Preparation

The data preparation (or preprocessing) passes over the data to generate word vocabularies and sequences of indices used by the training.

Generally the global process includes several steps: tokenization (for text files): is splitting the corpus into space-separated tokens, possibly associated to features. See tokenization tool here. preprocessing: is building a data file from tokenized source training and validation corpus, optionally shuffling the sentences, and sorting by sentence length.

Note

It is possible to perform tokenization and preprocessing dynamically during the training using so-called "Dynamic Datasets" as documented here

Data type

By default, the data type is bitext which are aligned source and target files. Alignment is by default done at the line level, but can also be done through aligned index (see Index files).

For training language models, data type is monotext which is only one language file.

Finally, you can also manipulate the feattext data type (see Input vectors) which allows to code sequences of vectors (e.g. sequence of features generated by a device).

Note

Input vectors can only be used for the source.

Delimiters

Training data (for bitext and monotext data types) are expected to follow the following format:

  • sentences are newline-separated
  • tokens are space-separated

Index files

Index files are aligning different files by index and not by line. For instance the following files are aligned by index:

line1 First line
line2 Second line
line2 Deuxième ligne
line1 Première ligne

where the first token of each line is an index which must have an equivalent (at any position) in aligned files.

The option -idx_files is used (in preprocess.lua or translate.lua) to enable this feature.

Input vectors

OpenNMT supports the use of vector sequence instead of word sequence on the source side.

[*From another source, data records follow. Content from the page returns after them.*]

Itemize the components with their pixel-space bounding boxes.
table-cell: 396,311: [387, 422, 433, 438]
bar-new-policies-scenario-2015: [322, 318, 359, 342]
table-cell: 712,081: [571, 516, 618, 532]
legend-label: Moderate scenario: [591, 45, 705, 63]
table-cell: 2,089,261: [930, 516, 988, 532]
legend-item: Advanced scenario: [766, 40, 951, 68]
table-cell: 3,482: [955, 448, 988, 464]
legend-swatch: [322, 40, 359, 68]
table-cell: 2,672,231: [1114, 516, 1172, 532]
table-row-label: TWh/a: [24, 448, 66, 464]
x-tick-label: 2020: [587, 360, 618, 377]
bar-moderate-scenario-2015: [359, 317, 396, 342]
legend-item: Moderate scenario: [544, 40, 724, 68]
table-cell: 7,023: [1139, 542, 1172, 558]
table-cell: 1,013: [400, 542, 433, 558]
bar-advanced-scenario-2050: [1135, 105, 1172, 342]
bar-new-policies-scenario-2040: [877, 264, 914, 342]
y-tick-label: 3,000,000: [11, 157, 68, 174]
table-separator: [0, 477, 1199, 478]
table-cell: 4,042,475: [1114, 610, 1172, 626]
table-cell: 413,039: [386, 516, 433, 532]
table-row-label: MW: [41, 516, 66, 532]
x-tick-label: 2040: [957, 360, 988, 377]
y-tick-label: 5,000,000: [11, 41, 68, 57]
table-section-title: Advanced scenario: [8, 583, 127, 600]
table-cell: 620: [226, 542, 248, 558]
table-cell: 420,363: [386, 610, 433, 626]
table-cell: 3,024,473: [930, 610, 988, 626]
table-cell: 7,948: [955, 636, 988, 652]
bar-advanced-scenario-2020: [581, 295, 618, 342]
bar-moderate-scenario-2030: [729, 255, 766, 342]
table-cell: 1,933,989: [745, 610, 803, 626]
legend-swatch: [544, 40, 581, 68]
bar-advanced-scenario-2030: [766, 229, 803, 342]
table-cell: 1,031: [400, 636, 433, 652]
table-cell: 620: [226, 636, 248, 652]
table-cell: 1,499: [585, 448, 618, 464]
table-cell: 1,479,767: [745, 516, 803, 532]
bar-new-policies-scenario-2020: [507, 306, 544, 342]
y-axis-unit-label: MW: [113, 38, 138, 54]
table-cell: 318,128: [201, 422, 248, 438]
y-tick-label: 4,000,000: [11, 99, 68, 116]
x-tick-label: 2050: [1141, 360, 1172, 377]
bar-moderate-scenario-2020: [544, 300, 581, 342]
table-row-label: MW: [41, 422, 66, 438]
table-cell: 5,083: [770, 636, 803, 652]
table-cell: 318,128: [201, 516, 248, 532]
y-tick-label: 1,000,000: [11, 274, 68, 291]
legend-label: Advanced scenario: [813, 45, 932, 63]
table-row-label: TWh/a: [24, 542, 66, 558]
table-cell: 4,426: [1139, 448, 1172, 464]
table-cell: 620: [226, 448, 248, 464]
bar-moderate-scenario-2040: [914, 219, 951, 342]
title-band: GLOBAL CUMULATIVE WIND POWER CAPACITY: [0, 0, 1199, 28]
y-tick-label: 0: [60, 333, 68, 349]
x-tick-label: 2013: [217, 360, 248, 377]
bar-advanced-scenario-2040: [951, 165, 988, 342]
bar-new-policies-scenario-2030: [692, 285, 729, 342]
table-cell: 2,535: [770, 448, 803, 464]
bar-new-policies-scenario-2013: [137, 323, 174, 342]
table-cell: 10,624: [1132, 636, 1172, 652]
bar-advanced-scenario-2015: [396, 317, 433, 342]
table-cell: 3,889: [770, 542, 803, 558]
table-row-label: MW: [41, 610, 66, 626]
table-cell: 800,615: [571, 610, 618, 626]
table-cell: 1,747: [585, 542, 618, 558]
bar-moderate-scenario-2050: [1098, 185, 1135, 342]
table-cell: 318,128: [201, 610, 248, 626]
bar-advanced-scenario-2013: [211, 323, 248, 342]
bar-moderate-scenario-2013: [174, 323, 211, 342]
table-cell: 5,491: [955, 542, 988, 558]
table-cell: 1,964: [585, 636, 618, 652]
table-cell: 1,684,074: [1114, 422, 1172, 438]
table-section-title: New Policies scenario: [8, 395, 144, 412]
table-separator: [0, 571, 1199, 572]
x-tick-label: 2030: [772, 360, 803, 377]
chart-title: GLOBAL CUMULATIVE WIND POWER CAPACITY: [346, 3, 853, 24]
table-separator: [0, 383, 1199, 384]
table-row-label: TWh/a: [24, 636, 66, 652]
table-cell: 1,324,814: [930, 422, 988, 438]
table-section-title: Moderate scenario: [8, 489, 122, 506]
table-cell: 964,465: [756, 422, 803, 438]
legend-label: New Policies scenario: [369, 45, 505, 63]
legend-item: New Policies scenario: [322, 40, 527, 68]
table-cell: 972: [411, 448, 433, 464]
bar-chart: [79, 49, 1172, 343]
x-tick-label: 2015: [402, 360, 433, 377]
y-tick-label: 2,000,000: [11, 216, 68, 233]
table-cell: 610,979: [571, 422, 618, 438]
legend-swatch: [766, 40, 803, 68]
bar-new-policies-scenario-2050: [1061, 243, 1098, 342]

The data type is feattext and is using the Kaldi text format (.ark files). For instance the following entry, indexed by KEY is representing a sequence of m vectors of n values:

KEY [
FEAT1.1 FEAT1.2 FEAT1.3 ... FEAT1.n
...
FEATm.1 FEATm.2 FEATm.3 ... FEATm.n ]

Warning

Note that you need to use index files for representing input vectors.

Vocabularies

The main goal of the preprocessing is to build the word and features vocabularies and assign each word to an index within these dictionaries.

By default, word vocabularies are limited to 50,000. You can change this value with the -src_vocab_size and -tgt_vocab_size. Alternatively, you can prune the vocabulary size by setting the minimum frequency of words with the -src_words_min_frequency and -tgt_words_min_frequency options.

Note

When pruning vocabularies to 50,000, the preprocessing will actually report a vocabulary size of 50,004 because of 4 special tokens that are automatically added.

The preprocessing script will generate *.dict files containing the vocabularies: source and target token vocabularies are named PREFIX.src.dict and PREFIX.tgt.dict, while features' vocabulary files are named PREFIX.{source,target}_feature_N.dict.

These files are optional for the rest of the workflow. However, it is common to reuse vocabularies across dataset using the -src_vocab and -tgt_vocab options. This is particularly needed when retraining a model on new data: the vocabulary has to be the same.

Tip

Vocabularies can be generated beforehand with the tools/build_vocab.lua script.

Each line of dictionary files is space-separated fields:

  • token the vocab entry.
  • ID its index used internally to map tokens to integer as an entry of lookup tables.
  • (optional) the vocab frequency in the corpus it was extracted form. This field is generated.
  • other fields are ignored

Note

if you provide your own vocabulary - be sure to integrate the 4 special tokens: <blank> <unk> <s> </s>. A good practice is to keep them at the beginning of the file with the respective index 1, 2, 3, 4

Shuffling and sorting

By default, OpenNMT both shuffles and sorts the data before the training. This process comes from 2 constraints of batch training:

  • shuffling: sentences within a batch should come from different parts of the corpus
  • sorting: sentences within a batch should have the same source length (i.e. without padding to maximize efficiency)

Note

During the training, batches are also randomly selected unless the -curriculum option is used.

Sentence length

During preprocessing, too long sentences (with source longer than -src_seq_length or target longer than -tgt_seq_length) are discarded from the corpus. You can have an idea of the distribution of sentence length in your training corpus by looking at the preprocess log where a table gives percent of sentences with length 1-10, 11-20, 21-30, ..., 90+:

[04/14/17 00:40:10 INFO]  * Source Sentence Length (range of 10): [ 7% ; 35% ; 32% ; 16% ; 7% ; 0% ; 0% ; 0% ; 0% ; 0% ]
[04/14/17 00:40:10 INFO]  * Target Sentence Length (range of 10): [ 9% ; 38% ; 30% ; 15% ; 5% ; 0% ; 0% ; 0% ; 0% ; 0% ]

Note

Limiting maximal sentence length is a key parameter to reduce the GPU memory footprint used during training: indeed the memory grows linearly with maximal sentence length.